La Parola, scelta quest’anno da un vasto gruppo ecumenico degli Stati Uniti, è tratta dalla prima lettera di san Paolo ai cristiani di Tessalonica, in Grecia. Era una comunità piccola, giovane e Paolo sentiva il bisogno che l’unità tra i membri fosse sempre più salda. Per questo li invitava a "vivere in pace", ad essere pazienti con tutti, a non rendere male per male ma a fare il bene gli uni agli altri e a tutti, ed anche a "pregare incessantemente", quasi a sottolineare che la vita d’unità nella comunità cristiana è possibile solo attraverso una vita di preghiera. Gesù stesso ha pregato il Padre per l’unità dei suoi: "Che siano tutti una cosa sola" .

"Pregate continuamente"

Perché "pregare sempre"? Perché la preghiera è essenziale alla persona in quanto essere umano. Siamo stati creati ad immagine di Dio, come un "tu" di Dio, in grado di essere in rapporto di comunione con Lui. La relazione d’amicizia, il colloquio spontaneo, semplice e vero con Lui - questa è la preghiera - è dunque costitutivo del nostro essere, ci consente di diventare persone autentiche, nella piena dignità di figli e figlie di Dio.

Creati come un "tu" di Dio, possiamo vivere in costante rapporto con Lui, col cuore riempito di amore dallo Spirito Santo e con la confidenza che si ha verso il proprio Padre: quella confidenza che porta a parlargli spesso, a esporgli tutte le nostre cose, i nostri pensieri, i nostri progetti; quella confidenza che fa attendere con impazienza il momento dedicato alla preghiera - ritagliato nella giornata da altri impegni di lavoro, di famiglia - per mettersi in contatto profondo con Colui dal quale sappiamo di essere amati.
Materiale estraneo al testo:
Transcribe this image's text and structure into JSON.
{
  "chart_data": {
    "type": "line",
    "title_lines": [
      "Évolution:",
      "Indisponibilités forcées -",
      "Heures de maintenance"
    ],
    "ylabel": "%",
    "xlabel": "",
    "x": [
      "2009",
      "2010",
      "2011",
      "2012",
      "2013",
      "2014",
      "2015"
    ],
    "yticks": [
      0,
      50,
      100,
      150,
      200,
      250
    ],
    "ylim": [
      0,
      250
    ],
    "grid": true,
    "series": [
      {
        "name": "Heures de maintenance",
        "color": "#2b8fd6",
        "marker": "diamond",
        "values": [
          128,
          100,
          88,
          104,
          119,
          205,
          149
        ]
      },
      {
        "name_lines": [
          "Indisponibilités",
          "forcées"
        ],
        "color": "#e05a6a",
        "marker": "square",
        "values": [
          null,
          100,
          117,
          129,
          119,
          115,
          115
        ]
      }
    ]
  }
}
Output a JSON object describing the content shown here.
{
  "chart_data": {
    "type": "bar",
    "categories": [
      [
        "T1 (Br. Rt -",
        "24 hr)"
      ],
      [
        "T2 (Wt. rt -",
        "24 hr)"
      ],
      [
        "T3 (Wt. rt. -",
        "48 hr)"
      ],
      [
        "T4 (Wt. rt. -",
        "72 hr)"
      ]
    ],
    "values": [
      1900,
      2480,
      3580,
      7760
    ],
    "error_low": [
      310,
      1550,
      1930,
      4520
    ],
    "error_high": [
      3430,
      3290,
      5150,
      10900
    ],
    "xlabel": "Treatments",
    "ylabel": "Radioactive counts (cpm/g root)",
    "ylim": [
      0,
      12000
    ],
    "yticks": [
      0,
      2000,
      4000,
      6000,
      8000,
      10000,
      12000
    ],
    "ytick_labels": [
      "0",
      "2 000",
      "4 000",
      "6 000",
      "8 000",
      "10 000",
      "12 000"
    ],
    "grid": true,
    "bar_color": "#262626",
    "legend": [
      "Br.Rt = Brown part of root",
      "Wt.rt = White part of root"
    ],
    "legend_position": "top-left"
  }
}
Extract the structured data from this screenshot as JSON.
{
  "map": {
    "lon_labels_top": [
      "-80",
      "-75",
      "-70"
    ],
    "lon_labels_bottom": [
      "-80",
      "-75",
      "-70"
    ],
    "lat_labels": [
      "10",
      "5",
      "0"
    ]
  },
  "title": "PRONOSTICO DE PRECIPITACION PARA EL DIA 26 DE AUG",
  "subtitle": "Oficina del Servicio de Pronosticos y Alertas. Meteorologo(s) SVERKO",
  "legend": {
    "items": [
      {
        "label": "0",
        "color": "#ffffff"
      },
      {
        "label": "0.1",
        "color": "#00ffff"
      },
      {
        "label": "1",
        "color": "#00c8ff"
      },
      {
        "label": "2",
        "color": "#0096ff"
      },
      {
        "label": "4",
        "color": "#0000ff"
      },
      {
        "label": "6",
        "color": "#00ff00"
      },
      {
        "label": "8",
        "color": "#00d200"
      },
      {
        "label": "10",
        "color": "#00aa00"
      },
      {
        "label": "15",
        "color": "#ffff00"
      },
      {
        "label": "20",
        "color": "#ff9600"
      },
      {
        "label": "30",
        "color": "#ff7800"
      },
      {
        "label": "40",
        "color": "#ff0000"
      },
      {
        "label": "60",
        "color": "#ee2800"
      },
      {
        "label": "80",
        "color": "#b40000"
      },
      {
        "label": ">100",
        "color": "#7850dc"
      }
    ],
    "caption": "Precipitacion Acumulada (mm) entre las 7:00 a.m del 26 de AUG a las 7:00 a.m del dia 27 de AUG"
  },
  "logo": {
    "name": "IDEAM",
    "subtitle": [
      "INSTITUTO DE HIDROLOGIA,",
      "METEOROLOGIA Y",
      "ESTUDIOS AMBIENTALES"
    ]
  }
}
Occorre "pregare sempre" non soltanto per le nostre necessità, ma anche per concorrere a edificare il Corpo di Cristo e concorrere alla piena e visibile comunione nella Chiesa di Cristo. È questo un mistero che possiamo un po’ intuire pensando ai vasi comunicanti. Quando s’introduce nuova acqua in uno di essi, il livello del liquido si alza in tutti. Lo stesso avviene quando uno prega. La preghiera è un’elevazione dell’anima a Dio per adorarlo e ringraziarlo. Analogamente quando uno si eleva, si elevano pure gli altri.

"Pregate continuamente"

Come fare a "pregare continuamente", specialmente quando ci troviamo nel vortice del vivere quotidiano?

"Pregare sempre" non significa moltiplicare gli atti di preghiera, ma orientare l’anima e la vita verso Dio, vivere compiendo la sua volontà: studiare, lavorare, soffrire, riposare e, anche, morire per Lui. Al punto da non riuscire più a vivere nel quotidiano senza essersi accordati con Lui.
Il nostro agire si trasforma così in un’azione sacra e l’intera giornata diventa una preghiera.

Ci può aiutare l'offrire a Dio ogni azione, accompagnandola con un: "Per te, Gesù"; o, nelle difficoltà, "Che importa? Amarti importa". Così tutto trasformeremo in un atto d’amore. E la preghiera sarà continua, perché continuo sarà l’amore.